Given the lack of clarity in the complained-of testimony and the strength of the evidence of appellant's guilt, we conclude the error did not influence the jury or had at most a very slight effect.  See Johnson, 967 S.W.2d at 417;  see also Burkett v. State, 179 S.W.3d 18, 34–35 (Tex.App.—San Antonio 2005, no pet.) (holding erroneous admission of testimony correlating HGN test results with BAC level was harmless error in part due to other evidence proving offense).  Accordingly, we overrule appellant's first issue.

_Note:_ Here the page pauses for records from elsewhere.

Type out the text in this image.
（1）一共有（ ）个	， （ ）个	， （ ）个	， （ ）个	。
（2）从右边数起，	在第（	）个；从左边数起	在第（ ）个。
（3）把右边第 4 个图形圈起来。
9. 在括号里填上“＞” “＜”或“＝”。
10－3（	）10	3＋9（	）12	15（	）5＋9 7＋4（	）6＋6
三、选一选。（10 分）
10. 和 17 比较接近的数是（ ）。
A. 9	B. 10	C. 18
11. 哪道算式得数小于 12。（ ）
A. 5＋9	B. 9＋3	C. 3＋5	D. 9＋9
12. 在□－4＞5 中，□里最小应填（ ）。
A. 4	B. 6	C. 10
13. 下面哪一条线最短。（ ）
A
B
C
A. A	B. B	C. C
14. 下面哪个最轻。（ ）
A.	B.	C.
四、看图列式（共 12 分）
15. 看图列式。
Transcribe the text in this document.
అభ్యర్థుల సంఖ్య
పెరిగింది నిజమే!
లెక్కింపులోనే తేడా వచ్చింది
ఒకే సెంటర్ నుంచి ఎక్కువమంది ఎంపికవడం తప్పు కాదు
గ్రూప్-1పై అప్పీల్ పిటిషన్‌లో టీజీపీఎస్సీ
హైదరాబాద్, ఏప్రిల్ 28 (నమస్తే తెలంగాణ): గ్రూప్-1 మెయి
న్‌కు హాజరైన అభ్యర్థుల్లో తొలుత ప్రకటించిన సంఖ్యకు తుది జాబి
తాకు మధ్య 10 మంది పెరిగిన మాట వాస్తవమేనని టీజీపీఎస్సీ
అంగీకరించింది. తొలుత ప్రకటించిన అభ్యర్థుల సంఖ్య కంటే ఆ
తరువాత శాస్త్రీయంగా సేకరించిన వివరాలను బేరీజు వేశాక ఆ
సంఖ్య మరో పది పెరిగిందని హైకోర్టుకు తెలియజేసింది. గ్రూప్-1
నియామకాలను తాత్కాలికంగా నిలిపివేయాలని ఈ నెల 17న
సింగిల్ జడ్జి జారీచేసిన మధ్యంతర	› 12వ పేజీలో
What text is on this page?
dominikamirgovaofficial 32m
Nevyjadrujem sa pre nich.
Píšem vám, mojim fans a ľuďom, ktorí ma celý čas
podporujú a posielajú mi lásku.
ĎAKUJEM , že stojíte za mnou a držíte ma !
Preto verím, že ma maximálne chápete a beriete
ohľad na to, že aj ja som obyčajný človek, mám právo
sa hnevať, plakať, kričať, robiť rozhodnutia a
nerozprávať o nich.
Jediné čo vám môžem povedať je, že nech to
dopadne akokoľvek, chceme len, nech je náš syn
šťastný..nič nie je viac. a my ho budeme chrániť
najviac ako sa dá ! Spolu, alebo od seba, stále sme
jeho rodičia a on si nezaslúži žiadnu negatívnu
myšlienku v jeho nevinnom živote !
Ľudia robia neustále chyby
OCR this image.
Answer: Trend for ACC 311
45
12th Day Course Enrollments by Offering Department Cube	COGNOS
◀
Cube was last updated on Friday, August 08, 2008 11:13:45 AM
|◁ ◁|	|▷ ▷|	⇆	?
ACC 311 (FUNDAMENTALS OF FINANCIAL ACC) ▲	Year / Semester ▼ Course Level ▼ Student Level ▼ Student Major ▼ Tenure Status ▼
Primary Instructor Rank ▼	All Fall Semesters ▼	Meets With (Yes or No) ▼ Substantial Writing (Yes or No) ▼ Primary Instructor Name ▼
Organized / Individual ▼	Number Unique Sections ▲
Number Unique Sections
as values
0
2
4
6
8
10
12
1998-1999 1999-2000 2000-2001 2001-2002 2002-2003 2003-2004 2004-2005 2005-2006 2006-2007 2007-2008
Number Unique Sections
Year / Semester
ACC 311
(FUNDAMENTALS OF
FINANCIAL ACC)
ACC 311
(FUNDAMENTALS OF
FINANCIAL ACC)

We affirm the trial court's judgment.

FOOTNOTES

1.   As will be explained in more detail below, Perales explained some of the specifics regarding how a person's performance of the HGN test relates to their likely intoxication.

2.   When appellant attempted to introduce the criminalist's college transcript, the State objected on relevance grounds.  In excluding the evidence, the trial judge remarked:The issue is did she take the required courses?  Okay? And if she did, end of story. Now, if you're going to try to put it up there and say that she made a C in this course or a D in this course, I'm not going to let you put that on.

3.   Although the trial court did not expressly conduct a Rule 403 balancing test in excluding the evidence, we will affirm a trial court's ruling on any theory of law applicable to the case, even if the trial court did not purport to rely on that theory.  See, e.g., State v. Esparza, 413 S.W.3d 81, 85 (Tex.Crim.App.2013).

4.   During cross-examination by defense counsel, Perales testified:Q. And can you agree with me that the HGN test is similar whether you've had one drink or 15 drinks?A. No.Q. So you can tell how many drinks someone has had when you perform the HGN test?A. No. Not unless they tell me.Q. And so the HGN doesn't correlate to some magic number?A. Being trained as a drug recognition expert, I'm able to determine that based on the angle of onset.Q. You are?A. Yes.Q. Were you able to determine that in this case?A. I was able to determine that—Q. When—is there another test, the vertical gaze nystagmus, to you use to tell if there's been a high dosage of alcohol?A. I'm sorry, I don't know if I finished my question [sic];  or you don't want to hear it?Q. I was—I was moving on.

5.   It is also worth noting that during defense counsel's cross-examination of Perales, Perales had already testified without objection that he was able to “correlate some magic number” based on HGN test results, apparently referencing BAC. See supra n.2. Thus, some of the complained-of information was already before the jury.